Übergangsprobleme kann es auch beim Wechsel in die Investorenrolle geben. Zwar stehen die Ressourcen dafür zur Verfügung, aber das Bedürfnis, selbst die unternehmerische Kontrolle zu behalten, bleibt zu groß, um loslassen zu können. Manche können zwar die Unternehmerrolle ausfüllen, aber ihnen fehlt die Urteilskraft und das Beziehungsverhalten, um die unternehmerische Funktion rechtzeitig in die richtigen Hände zu legen und danach aus der Investorenrolle angemessen zu agieren.
Es ist durchaus möglich, ein Portfolio aus allen Dimensionen gut zu bedienen, wenn man sie gut zu unterscheiden und die Passung mit der eigenen Persönlichkeit und Lebensentwicklung richtig einzuschätzen weiß. Viele gehen diese Übergänge halbherzig, zu spät oder ohne die notwendige Investition von Zeit und Geld, Aufmerksamkeit und Spielraum für Fehlversuche und Lernschritte an.
Diese Ausführungen sollten helfen, die unterschiedlichen Rollenlogiken und dafür entscheidenden Kontexte und Horizonte unterscheiden zu können.

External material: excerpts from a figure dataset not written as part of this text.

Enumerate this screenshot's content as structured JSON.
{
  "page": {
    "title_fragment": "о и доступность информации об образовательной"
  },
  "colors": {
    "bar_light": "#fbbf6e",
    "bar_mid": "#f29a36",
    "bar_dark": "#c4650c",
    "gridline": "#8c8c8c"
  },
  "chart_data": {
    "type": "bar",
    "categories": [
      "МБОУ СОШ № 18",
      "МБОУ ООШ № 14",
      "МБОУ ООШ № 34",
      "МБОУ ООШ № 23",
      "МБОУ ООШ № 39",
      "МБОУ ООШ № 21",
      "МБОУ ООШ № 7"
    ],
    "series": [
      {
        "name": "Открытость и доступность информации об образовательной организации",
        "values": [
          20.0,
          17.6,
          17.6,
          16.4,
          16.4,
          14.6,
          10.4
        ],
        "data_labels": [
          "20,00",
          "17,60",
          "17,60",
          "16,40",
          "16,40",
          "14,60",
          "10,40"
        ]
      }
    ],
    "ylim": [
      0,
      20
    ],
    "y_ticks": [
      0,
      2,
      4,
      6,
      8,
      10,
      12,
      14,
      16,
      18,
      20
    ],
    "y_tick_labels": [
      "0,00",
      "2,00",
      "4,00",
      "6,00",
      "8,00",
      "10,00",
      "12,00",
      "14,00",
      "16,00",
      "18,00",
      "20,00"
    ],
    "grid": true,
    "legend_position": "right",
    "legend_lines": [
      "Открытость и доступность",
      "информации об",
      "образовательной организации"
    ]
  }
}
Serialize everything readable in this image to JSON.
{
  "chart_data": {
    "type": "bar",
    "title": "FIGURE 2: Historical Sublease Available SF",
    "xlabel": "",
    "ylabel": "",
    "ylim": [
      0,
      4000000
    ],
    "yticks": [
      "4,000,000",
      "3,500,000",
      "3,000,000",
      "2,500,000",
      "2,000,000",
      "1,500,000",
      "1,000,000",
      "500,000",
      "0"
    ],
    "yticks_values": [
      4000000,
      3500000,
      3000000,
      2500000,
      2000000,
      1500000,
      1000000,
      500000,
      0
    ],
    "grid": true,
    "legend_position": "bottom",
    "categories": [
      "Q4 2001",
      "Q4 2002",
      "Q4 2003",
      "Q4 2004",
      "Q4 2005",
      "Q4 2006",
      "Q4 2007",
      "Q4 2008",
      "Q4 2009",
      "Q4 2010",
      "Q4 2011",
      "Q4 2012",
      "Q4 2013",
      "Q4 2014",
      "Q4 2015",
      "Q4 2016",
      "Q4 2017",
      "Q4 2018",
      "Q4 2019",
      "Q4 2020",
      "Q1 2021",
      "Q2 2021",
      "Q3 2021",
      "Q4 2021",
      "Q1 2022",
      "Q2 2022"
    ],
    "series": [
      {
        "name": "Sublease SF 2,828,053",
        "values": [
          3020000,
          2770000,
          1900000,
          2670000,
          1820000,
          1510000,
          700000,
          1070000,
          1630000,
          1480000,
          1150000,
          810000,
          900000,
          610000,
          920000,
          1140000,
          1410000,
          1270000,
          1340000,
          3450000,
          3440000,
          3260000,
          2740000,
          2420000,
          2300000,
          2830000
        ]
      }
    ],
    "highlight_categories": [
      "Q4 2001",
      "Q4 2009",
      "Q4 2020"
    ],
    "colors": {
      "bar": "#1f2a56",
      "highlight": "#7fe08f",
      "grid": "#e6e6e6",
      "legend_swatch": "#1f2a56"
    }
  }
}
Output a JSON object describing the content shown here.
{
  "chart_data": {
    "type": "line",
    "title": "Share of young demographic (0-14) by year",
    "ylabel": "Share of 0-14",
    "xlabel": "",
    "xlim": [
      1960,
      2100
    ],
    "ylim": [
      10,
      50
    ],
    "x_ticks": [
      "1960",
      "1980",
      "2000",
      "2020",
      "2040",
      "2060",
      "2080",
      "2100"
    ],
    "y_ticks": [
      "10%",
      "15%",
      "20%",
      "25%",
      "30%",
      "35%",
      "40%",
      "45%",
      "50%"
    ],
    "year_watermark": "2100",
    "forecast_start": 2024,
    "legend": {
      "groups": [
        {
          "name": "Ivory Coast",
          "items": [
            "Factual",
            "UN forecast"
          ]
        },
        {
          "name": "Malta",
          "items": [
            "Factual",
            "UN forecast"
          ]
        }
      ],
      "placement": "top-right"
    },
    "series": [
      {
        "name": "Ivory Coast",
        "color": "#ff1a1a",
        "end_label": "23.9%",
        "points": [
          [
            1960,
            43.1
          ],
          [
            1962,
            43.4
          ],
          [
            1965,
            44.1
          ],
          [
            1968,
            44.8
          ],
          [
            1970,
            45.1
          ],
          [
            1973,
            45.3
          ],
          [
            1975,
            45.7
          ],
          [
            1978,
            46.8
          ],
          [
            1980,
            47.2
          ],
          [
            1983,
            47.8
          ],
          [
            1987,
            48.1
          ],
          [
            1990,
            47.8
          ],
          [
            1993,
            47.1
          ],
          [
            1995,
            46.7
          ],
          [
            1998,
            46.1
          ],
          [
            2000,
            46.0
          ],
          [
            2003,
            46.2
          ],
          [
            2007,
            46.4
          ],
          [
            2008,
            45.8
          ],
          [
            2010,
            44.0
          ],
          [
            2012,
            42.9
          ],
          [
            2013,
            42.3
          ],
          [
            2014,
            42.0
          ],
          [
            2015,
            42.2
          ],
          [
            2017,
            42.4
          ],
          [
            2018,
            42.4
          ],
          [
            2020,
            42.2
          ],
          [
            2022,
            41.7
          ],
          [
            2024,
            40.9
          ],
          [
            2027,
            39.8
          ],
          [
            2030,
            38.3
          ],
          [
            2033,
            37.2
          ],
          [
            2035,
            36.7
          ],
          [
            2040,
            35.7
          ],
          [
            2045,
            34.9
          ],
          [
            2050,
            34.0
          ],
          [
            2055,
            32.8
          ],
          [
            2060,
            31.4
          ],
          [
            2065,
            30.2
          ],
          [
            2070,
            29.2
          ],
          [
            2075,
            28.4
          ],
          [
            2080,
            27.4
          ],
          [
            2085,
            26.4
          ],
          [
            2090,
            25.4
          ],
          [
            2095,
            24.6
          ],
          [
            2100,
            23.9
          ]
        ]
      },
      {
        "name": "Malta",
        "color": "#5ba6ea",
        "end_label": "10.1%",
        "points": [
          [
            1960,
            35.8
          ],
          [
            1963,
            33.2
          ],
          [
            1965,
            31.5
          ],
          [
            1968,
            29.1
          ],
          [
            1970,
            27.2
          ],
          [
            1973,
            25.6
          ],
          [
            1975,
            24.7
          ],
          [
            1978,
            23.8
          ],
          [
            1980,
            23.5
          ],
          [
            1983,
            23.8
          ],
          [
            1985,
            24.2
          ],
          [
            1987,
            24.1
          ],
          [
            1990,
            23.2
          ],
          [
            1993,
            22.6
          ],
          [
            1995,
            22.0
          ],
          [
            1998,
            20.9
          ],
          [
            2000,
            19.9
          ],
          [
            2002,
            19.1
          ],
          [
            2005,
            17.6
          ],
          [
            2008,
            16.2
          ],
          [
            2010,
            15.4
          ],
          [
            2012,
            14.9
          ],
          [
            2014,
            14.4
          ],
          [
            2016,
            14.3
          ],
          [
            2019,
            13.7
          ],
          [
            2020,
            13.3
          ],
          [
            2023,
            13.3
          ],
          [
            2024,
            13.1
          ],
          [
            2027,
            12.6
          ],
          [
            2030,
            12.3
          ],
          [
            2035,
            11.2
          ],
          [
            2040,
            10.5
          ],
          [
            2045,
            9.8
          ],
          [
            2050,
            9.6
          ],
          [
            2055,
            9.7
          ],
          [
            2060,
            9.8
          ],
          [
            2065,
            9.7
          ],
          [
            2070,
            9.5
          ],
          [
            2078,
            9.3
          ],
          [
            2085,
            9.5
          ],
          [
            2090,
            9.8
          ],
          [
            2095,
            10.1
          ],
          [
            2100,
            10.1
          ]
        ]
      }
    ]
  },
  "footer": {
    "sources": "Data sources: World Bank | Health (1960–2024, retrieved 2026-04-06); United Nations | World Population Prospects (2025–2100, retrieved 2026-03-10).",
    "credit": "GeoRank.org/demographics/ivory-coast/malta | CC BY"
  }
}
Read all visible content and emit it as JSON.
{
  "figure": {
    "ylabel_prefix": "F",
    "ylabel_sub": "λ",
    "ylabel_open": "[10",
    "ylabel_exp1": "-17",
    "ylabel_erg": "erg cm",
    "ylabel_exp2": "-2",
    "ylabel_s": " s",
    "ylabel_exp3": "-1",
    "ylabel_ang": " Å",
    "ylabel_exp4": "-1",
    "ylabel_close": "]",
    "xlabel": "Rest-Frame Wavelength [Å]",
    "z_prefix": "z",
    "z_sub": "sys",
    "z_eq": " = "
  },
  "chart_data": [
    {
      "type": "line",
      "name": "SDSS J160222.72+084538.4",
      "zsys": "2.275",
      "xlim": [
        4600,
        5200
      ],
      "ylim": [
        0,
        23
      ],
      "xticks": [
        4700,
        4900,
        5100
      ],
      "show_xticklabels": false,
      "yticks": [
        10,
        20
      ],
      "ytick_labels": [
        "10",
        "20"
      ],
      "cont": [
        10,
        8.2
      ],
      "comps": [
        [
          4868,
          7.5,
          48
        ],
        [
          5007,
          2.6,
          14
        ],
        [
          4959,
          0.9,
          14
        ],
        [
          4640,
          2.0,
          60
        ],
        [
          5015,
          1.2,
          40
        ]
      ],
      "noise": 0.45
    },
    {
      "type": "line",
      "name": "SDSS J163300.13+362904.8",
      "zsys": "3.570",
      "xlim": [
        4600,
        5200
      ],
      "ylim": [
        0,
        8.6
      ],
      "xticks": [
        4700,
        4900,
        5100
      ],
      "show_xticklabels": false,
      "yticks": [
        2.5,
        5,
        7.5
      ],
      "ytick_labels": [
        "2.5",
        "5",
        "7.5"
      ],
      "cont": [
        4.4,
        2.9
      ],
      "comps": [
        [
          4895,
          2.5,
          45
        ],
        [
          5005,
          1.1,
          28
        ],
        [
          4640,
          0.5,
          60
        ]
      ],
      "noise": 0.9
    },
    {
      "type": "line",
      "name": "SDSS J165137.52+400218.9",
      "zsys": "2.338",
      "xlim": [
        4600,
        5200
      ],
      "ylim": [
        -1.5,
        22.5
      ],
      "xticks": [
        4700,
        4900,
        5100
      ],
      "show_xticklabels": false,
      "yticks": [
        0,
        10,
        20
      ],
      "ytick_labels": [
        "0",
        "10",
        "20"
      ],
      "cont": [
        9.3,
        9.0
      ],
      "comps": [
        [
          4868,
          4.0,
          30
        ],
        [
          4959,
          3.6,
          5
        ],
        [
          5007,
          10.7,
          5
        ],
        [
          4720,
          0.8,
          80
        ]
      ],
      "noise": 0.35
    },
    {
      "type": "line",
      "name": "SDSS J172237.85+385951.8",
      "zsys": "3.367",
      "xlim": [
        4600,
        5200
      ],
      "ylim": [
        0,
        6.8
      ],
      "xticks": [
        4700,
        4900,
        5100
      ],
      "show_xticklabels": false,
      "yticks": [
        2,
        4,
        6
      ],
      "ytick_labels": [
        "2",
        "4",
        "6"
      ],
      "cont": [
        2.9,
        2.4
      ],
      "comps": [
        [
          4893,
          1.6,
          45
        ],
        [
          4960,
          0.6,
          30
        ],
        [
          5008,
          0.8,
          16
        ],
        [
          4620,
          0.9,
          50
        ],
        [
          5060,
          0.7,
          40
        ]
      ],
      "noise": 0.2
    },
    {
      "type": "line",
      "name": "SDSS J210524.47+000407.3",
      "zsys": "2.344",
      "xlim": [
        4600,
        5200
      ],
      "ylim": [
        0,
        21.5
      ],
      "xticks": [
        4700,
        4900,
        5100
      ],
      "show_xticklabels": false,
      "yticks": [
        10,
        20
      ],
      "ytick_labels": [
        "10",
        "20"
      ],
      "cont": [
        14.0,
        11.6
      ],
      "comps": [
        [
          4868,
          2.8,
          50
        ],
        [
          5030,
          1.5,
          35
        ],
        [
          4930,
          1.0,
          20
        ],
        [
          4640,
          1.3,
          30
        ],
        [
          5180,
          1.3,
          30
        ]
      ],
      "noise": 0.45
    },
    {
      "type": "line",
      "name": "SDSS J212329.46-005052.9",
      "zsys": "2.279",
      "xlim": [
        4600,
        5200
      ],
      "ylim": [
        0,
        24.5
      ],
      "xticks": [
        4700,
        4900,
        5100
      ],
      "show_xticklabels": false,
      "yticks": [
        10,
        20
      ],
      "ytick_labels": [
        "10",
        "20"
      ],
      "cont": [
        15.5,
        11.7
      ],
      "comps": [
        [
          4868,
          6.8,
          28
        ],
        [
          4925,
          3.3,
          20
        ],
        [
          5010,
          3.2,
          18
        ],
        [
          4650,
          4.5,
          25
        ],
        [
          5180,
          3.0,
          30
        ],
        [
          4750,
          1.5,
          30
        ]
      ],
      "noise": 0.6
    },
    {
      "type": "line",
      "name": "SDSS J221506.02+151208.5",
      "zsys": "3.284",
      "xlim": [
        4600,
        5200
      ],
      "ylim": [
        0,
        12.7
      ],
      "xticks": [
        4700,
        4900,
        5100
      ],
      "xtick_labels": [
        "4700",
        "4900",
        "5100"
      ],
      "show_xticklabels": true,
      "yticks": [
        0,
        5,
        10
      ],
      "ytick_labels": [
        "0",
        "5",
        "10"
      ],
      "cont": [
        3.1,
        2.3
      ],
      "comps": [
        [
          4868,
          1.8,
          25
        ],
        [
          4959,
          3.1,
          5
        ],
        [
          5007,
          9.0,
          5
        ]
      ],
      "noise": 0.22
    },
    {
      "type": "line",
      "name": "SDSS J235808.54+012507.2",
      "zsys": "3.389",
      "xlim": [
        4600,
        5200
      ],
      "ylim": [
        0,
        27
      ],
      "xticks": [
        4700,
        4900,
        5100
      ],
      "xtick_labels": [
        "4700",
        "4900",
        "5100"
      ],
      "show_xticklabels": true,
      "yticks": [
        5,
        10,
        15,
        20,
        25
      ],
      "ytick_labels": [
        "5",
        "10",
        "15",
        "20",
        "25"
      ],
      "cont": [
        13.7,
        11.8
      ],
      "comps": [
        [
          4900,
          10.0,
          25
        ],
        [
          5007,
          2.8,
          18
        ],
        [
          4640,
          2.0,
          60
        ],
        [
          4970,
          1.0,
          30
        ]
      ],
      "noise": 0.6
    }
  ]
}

Man braucht Talent und Lernfähigkeit in allen Dimensionen, Flexibilität in den Identitäten und ein Gefühl für das richtige Timing im Leben und für die Gestaltung der Übergänge.
Der Autor genießt es, 74-jährig nach Jahren der Übergangsarbeit halb als Ruheständler zu leben und halb als Investor in vielen Bereichen der Entwicklung der nachfolgenden Generation und der gesellschaftlichen Entwicklung zu dienen, solange er Lust hat und die Kraft reicht.